Читаем О смысле жизни. Труды по философии ценности, теории образования и университетскому вопросу. Том 1 полностью

Таким образом в душевной жизни, поскольку мы ее изолируем здесь в интересах изложения, идет созидание новых мировых возможностей, новой действительности, вводятся новые силы, выделяя и слагая, вширь и вглубь. Человек никогда не останавливается на данности, он всегда в ней отбирает, оценивает, дополняет своим воображением, привносит свои предвосхищения, свой колорит, он всегда живет в мире, который он отчасти создает сам и все больше стремится приспособить к себе. У розы, например, свой аромат, свои форма и цвет, именно данные и никакие иные у данного цветка, но я любуюсь, даю ей фон из тысячи моих воспоминаний, сопоставлений с ей подобными, из эмоций, жизненных сочетаний чисто человеческого свойства, как брак и невеста, любимая женщина, похороны и могила, торжество поэта или артиста и т. д. Я могу сделать это не только в моем восприятии, но я могу посадить эту розу в разные сочетания и этим определить ее действенную роль: в петлице, на поясе у женщины, в вазе на письменном столе, в венке на крышке гроба, в одиночестве или в букете – все это придаст ей – одной и той же, разный характер, т. е. она будет в сущности, в своей действенности не одной и той же.

Так растет и творится новый мир на этом пути.

Но все это становится возможным именно в силу свободы, в силу возможности свободной оценки и свободного выделения и слагания и в меру его. В основе всего этого творчества сущности и ее видов и степеней лежат истина, добро, красота, их принципы. Мы творим на основе их или ими. Мы уже раньше стремились показать, что истину нужно понять активистически, что она творчески-созидательна, что истина недействующая или недейственная, это есть нечто нелепое, внутренне противоречивое; бездейственность первый и верный признак отсутствия истины. На пути истины мы одухотворяем, а это значит, обосновываем и повышаем действенность и творческие перспективы, также возможности создания самодовлеющего мира, освобожденного от власти времени и условий.
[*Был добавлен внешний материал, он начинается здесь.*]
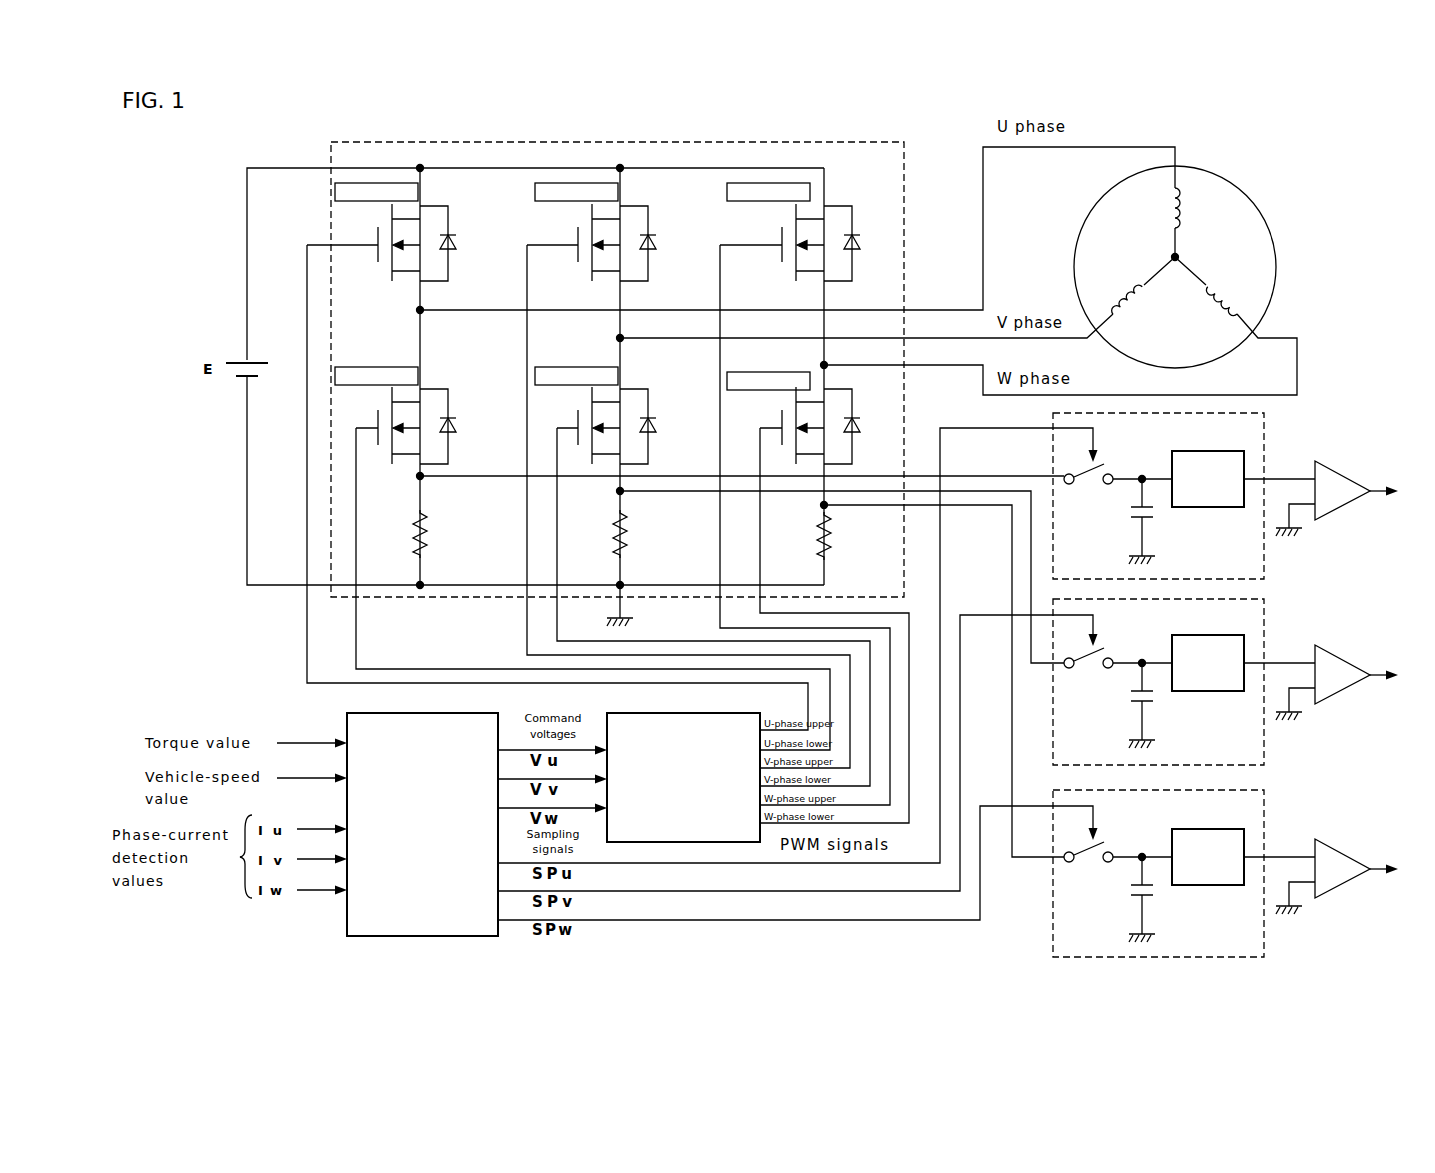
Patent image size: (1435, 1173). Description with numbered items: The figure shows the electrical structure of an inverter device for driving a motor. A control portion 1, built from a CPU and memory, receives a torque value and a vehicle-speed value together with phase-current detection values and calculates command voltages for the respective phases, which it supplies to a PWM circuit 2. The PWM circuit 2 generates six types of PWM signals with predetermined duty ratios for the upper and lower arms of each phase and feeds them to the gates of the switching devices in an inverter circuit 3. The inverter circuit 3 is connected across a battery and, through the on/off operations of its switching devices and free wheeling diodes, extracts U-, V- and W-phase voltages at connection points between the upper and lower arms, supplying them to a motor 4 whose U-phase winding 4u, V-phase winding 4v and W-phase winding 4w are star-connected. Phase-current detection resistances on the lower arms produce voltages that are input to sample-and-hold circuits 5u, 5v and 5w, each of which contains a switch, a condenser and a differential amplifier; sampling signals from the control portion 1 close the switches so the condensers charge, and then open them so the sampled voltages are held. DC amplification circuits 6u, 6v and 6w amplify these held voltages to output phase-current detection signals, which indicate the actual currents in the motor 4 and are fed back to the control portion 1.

The control portion 1 is at (352, 713).
The PWM circuit 2 is at (623, 713).
The inverter circuit 3 is at (827, 141).
The motor 4 is at (1264, 200).
The U-phase winding 4u is at (1194, 222).
The V-phase winding 4v is at (1117, 293).
The W-phase winding 4w is at (1228, 295).
The sample-and-hold circuit 5u is at (1266, 454).
The sample-and-hold circuit 5v is at (1266, 638).
The sample-and-hold circuit 5w is at (1266, 830).
The DC amplification circuit 6u is at (1346, 477).
The DC amplification circuit 6v is at (1346, 661).
The DC amplification circuit 6w is at (1346, 855).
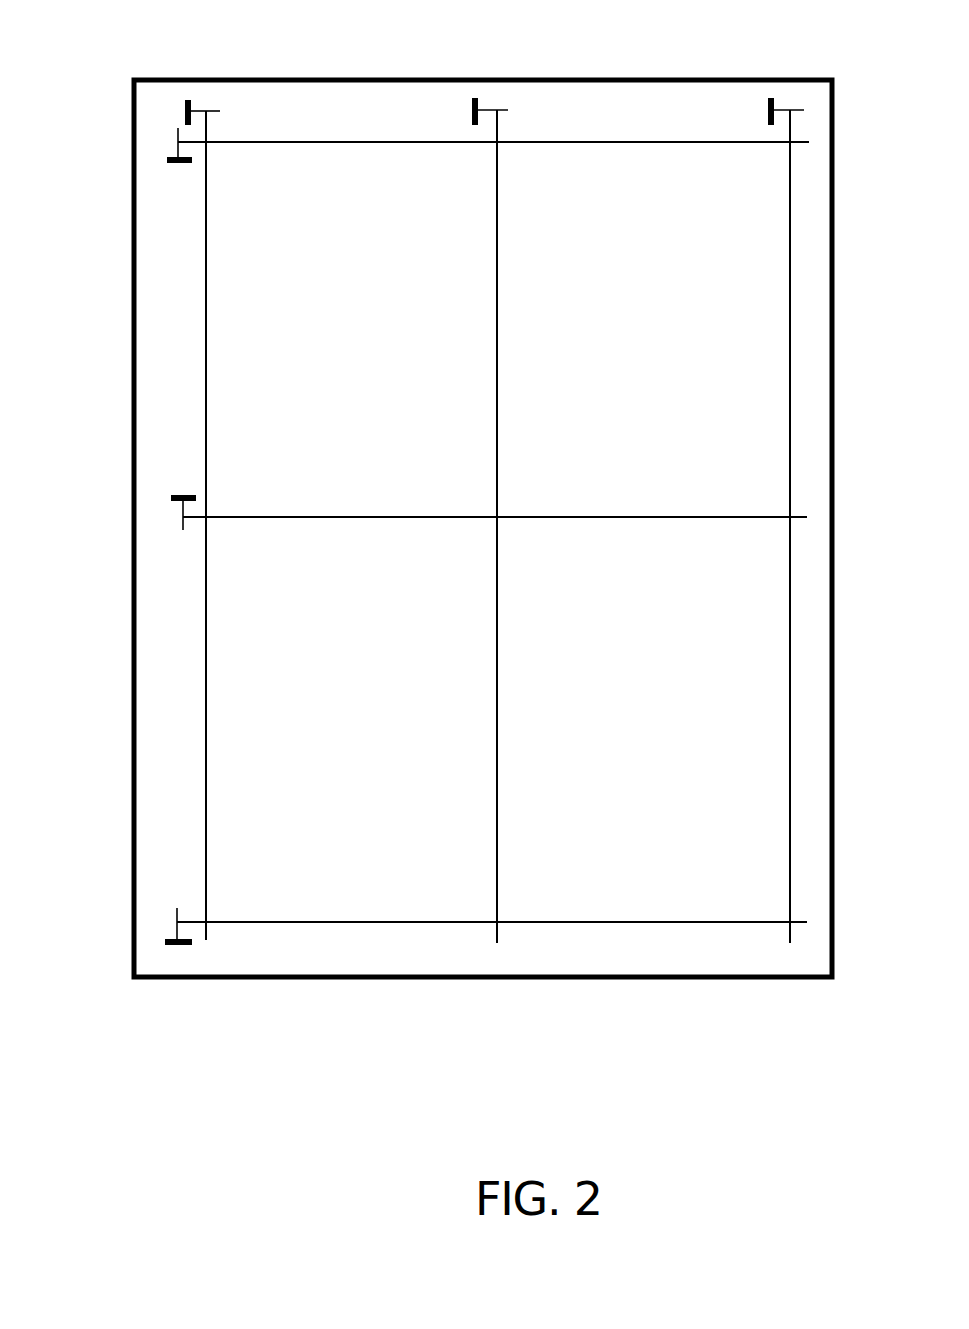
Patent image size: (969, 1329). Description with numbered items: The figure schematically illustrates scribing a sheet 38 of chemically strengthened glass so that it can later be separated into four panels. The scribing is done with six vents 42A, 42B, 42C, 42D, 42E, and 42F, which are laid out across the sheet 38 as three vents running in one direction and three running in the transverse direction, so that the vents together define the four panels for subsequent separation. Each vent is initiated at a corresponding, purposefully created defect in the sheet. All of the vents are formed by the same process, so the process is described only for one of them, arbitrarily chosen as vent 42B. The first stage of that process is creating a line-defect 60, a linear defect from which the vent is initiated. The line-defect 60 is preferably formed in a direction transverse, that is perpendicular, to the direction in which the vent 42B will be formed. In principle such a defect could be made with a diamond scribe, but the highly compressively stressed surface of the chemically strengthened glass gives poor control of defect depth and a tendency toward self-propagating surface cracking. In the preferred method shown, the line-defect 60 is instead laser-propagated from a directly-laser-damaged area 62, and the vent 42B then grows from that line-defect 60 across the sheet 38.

The sheet 38 is at (326, 988).
The vent 42A is at (357, 138).
The vent 42B is at (283, 513).
The vent 42C is at (287, 920).
The vent 42D is at (205, 250).
The vent 42E is at (497, 837).
The vent 42F is at (782, 268).
The line-defect 60 is at (180, 525).
The directly-laser-damaged area 62 is at (172, 495).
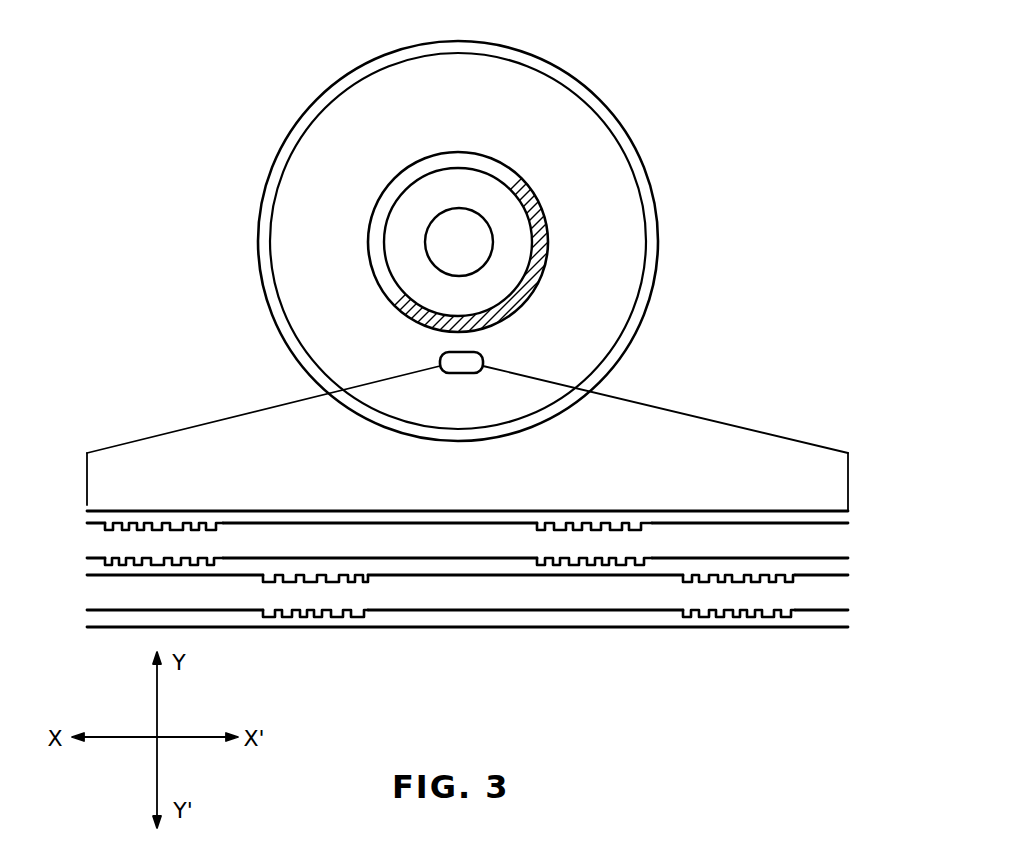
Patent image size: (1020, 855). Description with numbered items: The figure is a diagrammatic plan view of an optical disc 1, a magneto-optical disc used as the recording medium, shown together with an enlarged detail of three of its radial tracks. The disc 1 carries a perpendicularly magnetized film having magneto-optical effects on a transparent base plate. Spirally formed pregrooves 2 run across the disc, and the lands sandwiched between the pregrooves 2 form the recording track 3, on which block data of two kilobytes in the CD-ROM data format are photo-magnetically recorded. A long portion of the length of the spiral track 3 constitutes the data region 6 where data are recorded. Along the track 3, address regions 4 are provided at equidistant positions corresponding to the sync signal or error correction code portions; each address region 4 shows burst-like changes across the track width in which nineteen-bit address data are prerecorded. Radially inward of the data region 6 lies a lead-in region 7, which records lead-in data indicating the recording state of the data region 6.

На этом мы здесь останавливаться не будем, отсылая читателя к главе об истине.

Здесь мы на момент обратимся к той стороне творческой жизни, которую принято называть эстетической. Здесь творческая струя выявлена наиболее ярко и жизненно убедительно. Самый черный пессимист, резко ощущающий мир как течение железной необходимости, лишенной всякого творческого почина, не может уйти от простого и неустранимого факта претворения, с которым мы встречаемся на каждом шагу: это то великое преображение, когда самая неприглядная действительность слагается в божественное целое в эстетическом созерцании, хотя бы ее как будто только копировали в картине, в романе и т. д. Глядя на изнурительный, невыносимо тяжелый труд заводских рабочих на чугунолитейном заводе, мы можем ощущать только ужас и дыхание ада; но вот художник (Менцель) дает нам новую остроту зрения, научает нас видеть ту же самую действительность, но уже в ином виде: мы смотрим на его картину, можем чувствовать не только реализм, но и красоту, и творческое веяние, и «дыхание божества». Более того, достаточно нам выделить и обособить, как в картине, клочок действительности, чтобы он заговорил эстетически претворенным языком. Так мы в самом назначении факта быть в данном случае в сфере эстетического претворяем его облик и его значение и сущность: фактически безразличное, может быть, даже темное и отталкивающее в зависимости от того, в какую раму оно вставлено, как оно «обрамлено», может стать прекрасным и увлекательным, как Пан Врубеля, как картины заговора, преступления, как образ Иуды, как самосожжение фанатиков и т. д. Действительность берется при этом так, как она есть, но меняется только ее «рама», создается только своеобразная временная или условная обособленность, как на это правильно указал в своей «Эстетике» Гаман. Зло, месть, ненависть и т. д. – все это может претвориться в эстетическом творчестве.

Все это имеет первостепенное значение для разрешения мировой проблемы в сторону пессимизма или оптимизма: для того, кто помнит о волшебной силе эстетики как практики пессимизм уже прорван самым решительным образом, потому что все фактически данное – при условии даже полного сохранения верности фактическому обстоянию – может быть одухотворено эстетически, а это значит, что даже у зла, у тьмы, поскольку они становятся причастными к царству творчества, поскольку они становятся эстетическими или красивыми, постольку они освобождены от власти зла и отрицания; красивое зло не совсем зло уже по одному тому, что оно красиво, как некрасивое добро теряет соответственно потому, что оно некрасиво. Это то, о чем нам говорит на каждом шагу жизнь искусства.